Routing traffic question
-
I need some help with a setup. I understand PFSENSE ok but I have really only done fairly basic setups in the past. I may have some of the lingo wrong, so let me apologize in advance. Hopefully this will make sense:
I need to route all local LAN traffic that is headed out to the subnet of 170.12.0.0/16 to an OPT interface so it can go out through a VPN appliance (Provided to me). Return traffic will be comming back through the same appliance and into the OPT interface and then needs to be routed back to the LAN. I do not need any firewall rules associated with this. All traffic to and from the VPN appliance is trusted.
All other internet traffic should go through the normal WAN with basic NAT and firewall rules that I understand.
I am not sure how to set this up. I have tried searching, but either I am not using the correct lingo, or this is really an odd thing to do.
Thank you,
Ryan
-
See /index.php?topic=106305.0, specifically parts 9 & 10.
-
Thank you for the reply, but I am not following how that applies. I understand that is putting in firewall rules, but those do not actually route the traffic to a separate interface do they?
-
Sorry I skim read your post on my phone and misunderstood what you are trying to do. I thought you were doing something else.

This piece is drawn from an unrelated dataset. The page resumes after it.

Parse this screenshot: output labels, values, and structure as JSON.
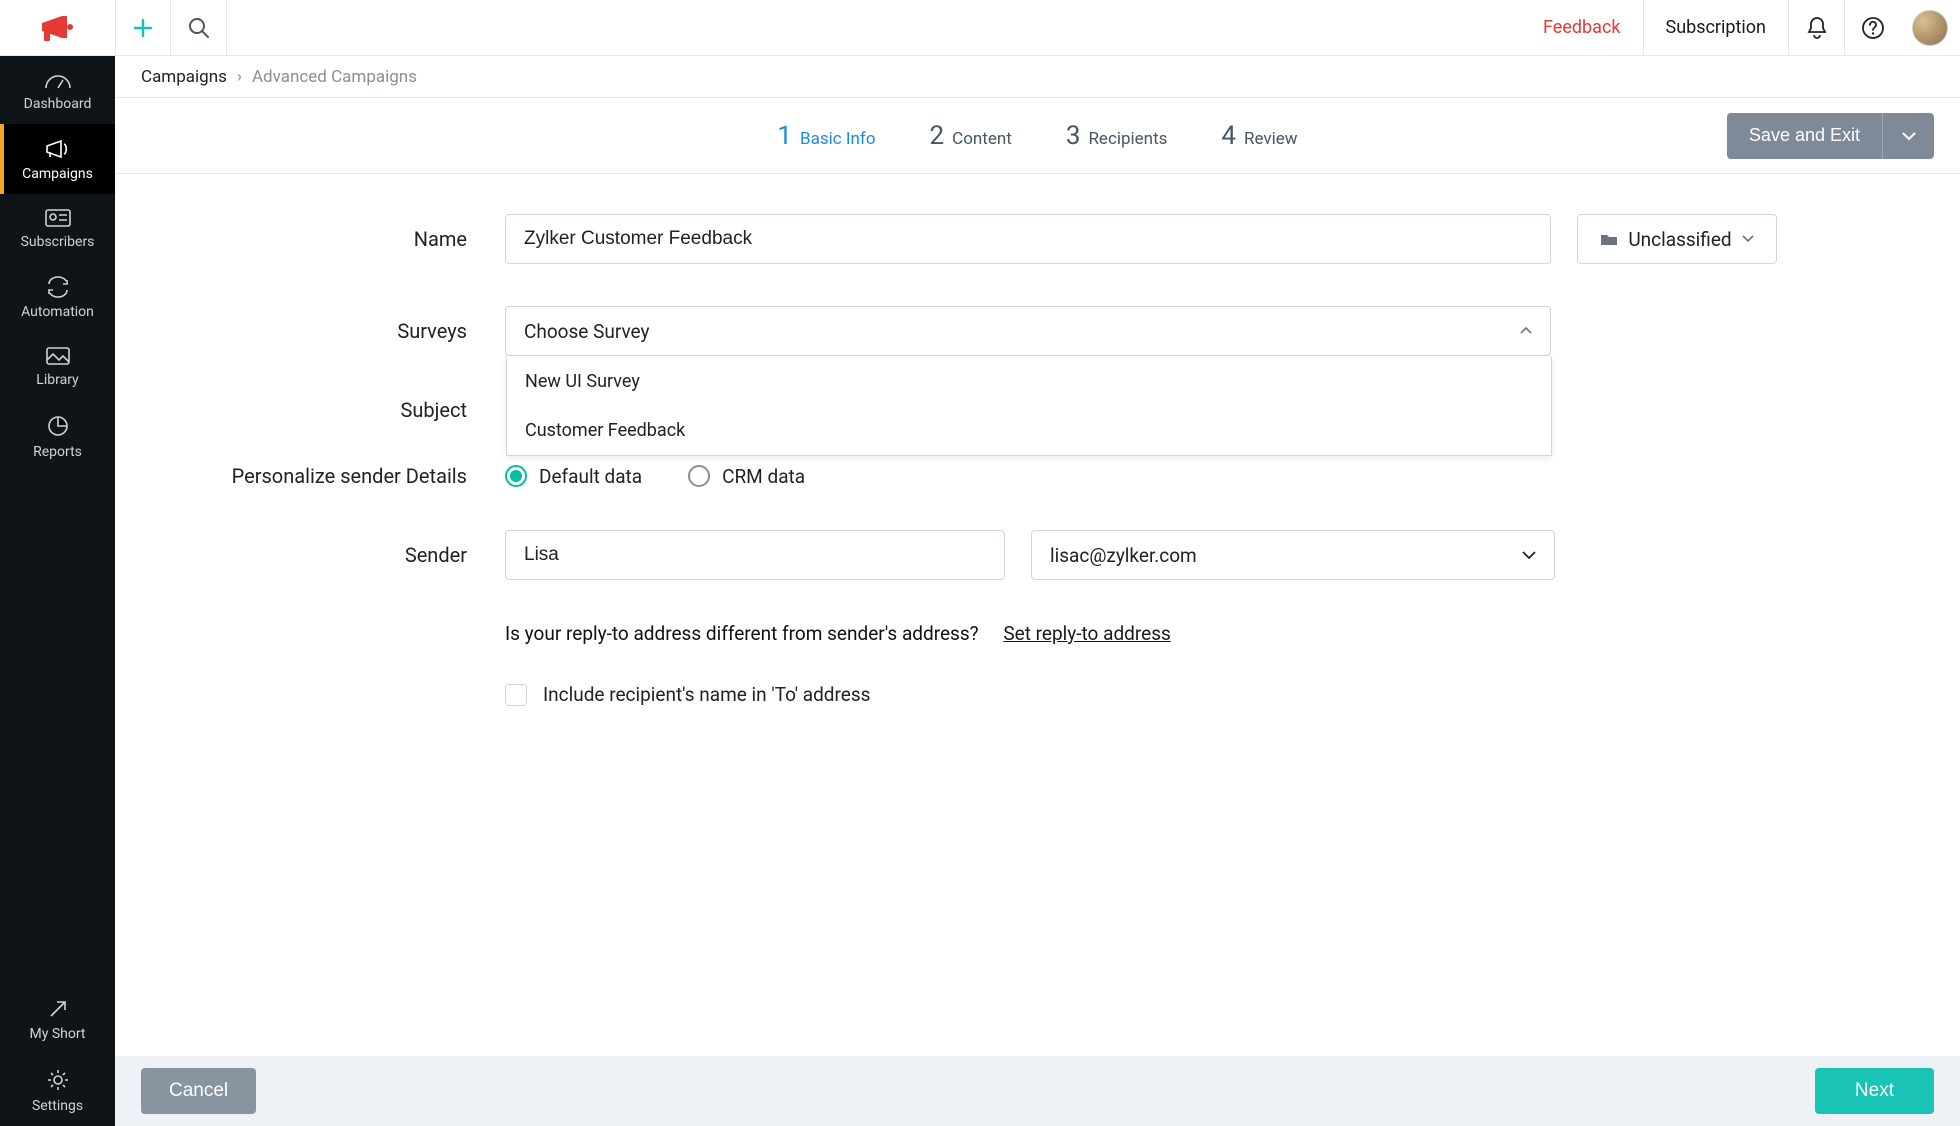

I don't know if this would be the correct way to do it or whether it would work, but you could create a gateway on OPT1 and assign your VPN appliance as the gateway IP, and then create a route for 170.12.0.0/16 to this new gateway.
-
I need some help with a setup. I understand PFSENSE ok but I have really only done fairly basic setups in the past. I may have some of the lingo wrong, so let me apologize in advance. Hopefully this will make sense:
I need to route all local LAN traffic that is headed out to the subnet of 170.12.0.0/16 to an OPT interface so it can go out through a VPN appliance (Provided to me). Return traffic will be comming back through the same appliance and into the OPT interface and then needs to be routed back to the LAN. I do not need any firewall rules associated with this. All traffic to and from the VPN appliance is trusted.
All other internet traffic should go through the normal WAN with basic NAT and firewall rules that I understand.
I am not sure how to set this up. I have tried searching, but either I am not using the correct lingo, or this is really an odd thing to do.
Thank you,
Ryan
you need to add a gateway to the opt interface.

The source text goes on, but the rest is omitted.